First Samsung, now Apple plans foldable smartphone with help from LG
First we heard of Samsung's plans to produce a smartphone with a bending, foldable screen, and now it's Apple's turn for a lap of the rumor mill.
Claims in the Korean technology media claim Apple has tasked LG with creating a bending and foldable screen for a future iPhone. The news comes after a patent was filed by Apple in February this year, describing a folding smartphone with a fabric cover.
Korean publication The Bell, claims Apple has approached LG instead of Samsung Display, which produces the OLED screen for the new iPhone X, over fears that it could leak Apple's plans and screen technology to Samsung Electronics, which produces the Galaxy smartphone range.
But those thinking of holding off on the iPhone X for a folding iPhone will be in for a wait. The report claims Apple isn't planning to put a bending handset into production until 2020. Even then, this will only happen if LG Display can produce the screens reliably and in the massive scale Apple would require.
Photo from Samsung patent shows of a bendable phone could fold shutSamsung
If the 2020 claim is accurate, this could see a bending iPhone hit the market a year after Samsung's own folding handset, which has been in the works for some time.

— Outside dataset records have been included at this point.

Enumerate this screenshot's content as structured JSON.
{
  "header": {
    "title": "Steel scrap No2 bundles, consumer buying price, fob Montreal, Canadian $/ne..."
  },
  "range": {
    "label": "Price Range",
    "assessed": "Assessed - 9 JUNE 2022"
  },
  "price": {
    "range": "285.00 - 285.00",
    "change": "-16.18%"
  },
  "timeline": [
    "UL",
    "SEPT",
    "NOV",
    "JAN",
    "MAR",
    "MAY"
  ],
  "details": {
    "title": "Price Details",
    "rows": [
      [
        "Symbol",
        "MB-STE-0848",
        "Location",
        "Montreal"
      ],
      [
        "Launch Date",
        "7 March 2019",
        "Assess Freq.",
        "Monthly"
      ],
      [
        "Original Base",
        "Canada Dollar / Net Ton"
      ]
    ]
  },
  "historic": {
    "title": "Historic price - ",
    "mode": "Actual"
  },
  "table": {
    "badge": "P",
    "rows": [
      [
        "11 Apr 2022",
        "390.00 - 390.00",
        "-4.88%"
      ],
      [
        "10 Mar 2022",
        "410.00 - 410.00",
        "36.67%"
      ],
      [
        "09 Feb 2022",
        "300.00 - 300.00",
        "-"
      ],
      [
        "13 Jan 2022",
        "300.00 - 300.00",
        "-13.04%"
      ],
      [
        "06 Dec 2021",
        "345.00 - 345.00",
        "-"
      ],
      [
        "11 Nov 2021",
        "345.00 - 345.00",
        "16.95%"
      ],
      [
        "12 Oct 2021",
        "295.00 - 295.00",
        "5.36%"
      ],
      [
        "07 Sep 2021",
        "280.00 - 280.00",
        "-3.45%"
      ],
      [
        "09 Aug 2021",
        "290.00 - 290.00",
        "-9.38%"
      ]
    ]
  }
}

Sketches of Samsung's phone appeared in patents earlier this year, and only last month a certificate referring to the handset was spotted at South Korea's version of the FCC, suggesting a production version isn't far away.
Apple is said to be speeding up the production process of the folding screens by investing in the construction of a new LG Display manufacturing facility, called E6. The factory will help LG miniaturize the bendable screen technology it has developed for televisions and digital billboards in recent years.
A display which folds completely in half could see a new generation of smartphones which fold open to the size of small tablets, although it is yet to be seen if such a mechanism would be compact and attractive enough for Apple's notoriously high standards.